Güçlü olmaya çalışılıp bulunan enkaz onarılmadan bina yapmaya kalkışma eylemi.
Duyguları insan ruhunun besinleri olarak tanımlarsak farklı duygularla beslenmeye ihtiyacımız olduğunu söyleyebiliriz. Aslında her zaman mutluluğa ihtiyacımız yoktur, korku ve üzüntü neden böylesine korkuturdu insanları?
Nitekim olumsuz duygular insan için hayati önem taşır. Örneğin korku olmasa tehlikeleri sezip önlem alma, tedbirli davranma yetimizi yeterli düzeyde kullanamayız.

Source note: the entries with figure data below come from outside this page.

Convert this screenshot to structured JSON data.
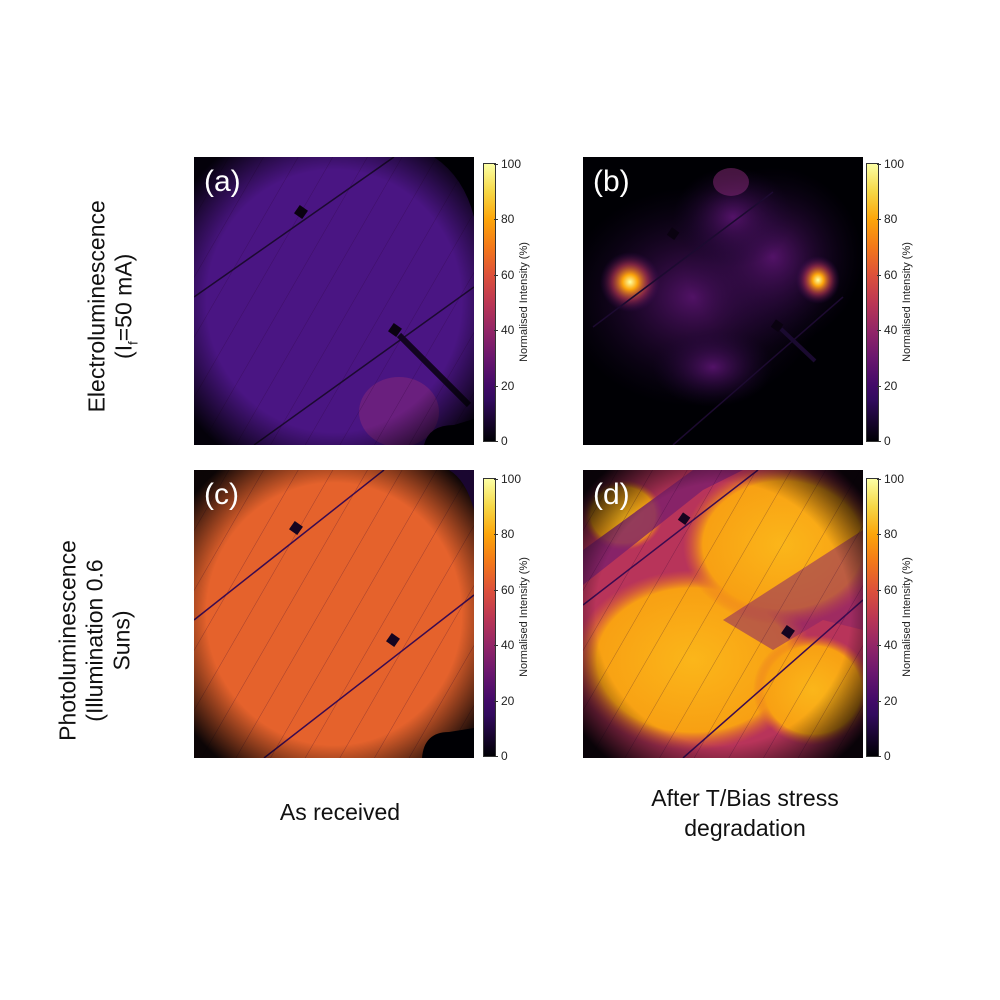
{
  "row_labels": {
    "el_line1": "Electroluminescence",
    "el_line2_prefix": "(I",
    "el_line2_sub": "f",
    "el_line2_suffix": "=50 mA)",
    "pl_line1": "Photoluminescence",
    "pl_line2": "(Illumination 0.6",
    "pl_line3": "Suns)"
  },
  "column_labels": {
    "left": "As received",
    "right_line1": "After T/Bias stress",
    "right_line2": "degradation"
  },
  "panels": [
    {
      "label": "(a)"
    },
    {
      "label": "(b)"
    },
    {
      "label": "(c)"
    },
    {
      "label": "(d)"
    }
  ],
  "colorbar": {
    "label": "Normalised Intensity (%)",
    "ticks": [
      "100",
      "80",
      "60",
      "40",
      "20",
      "0"
    ],
    "range": [
      0,
      100
    ],
    "colormap": "inferno"
  }
}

Bu da bizi tehlikelere karşı daha açık konuma getirir. Utanç duygusu olmadan ahlak, suçluluk duygusu olmadan vicdan gibi bazı değerler anlamını yitirir.
Bazen acı çekiyorsak bunu saplantı hâline getirmeden bırakıp acı çekmeliyizdir işte. Bastırmadan, ona zaman tanıyıp (tabii yapıcı tavırlar sergileyerek) iyileşene kadar küçük bir çocuk gibi davranmak gerek. Neticede acı, bazı şeyleri daha güçlü ve değerli kılacak bir farkındalıktır.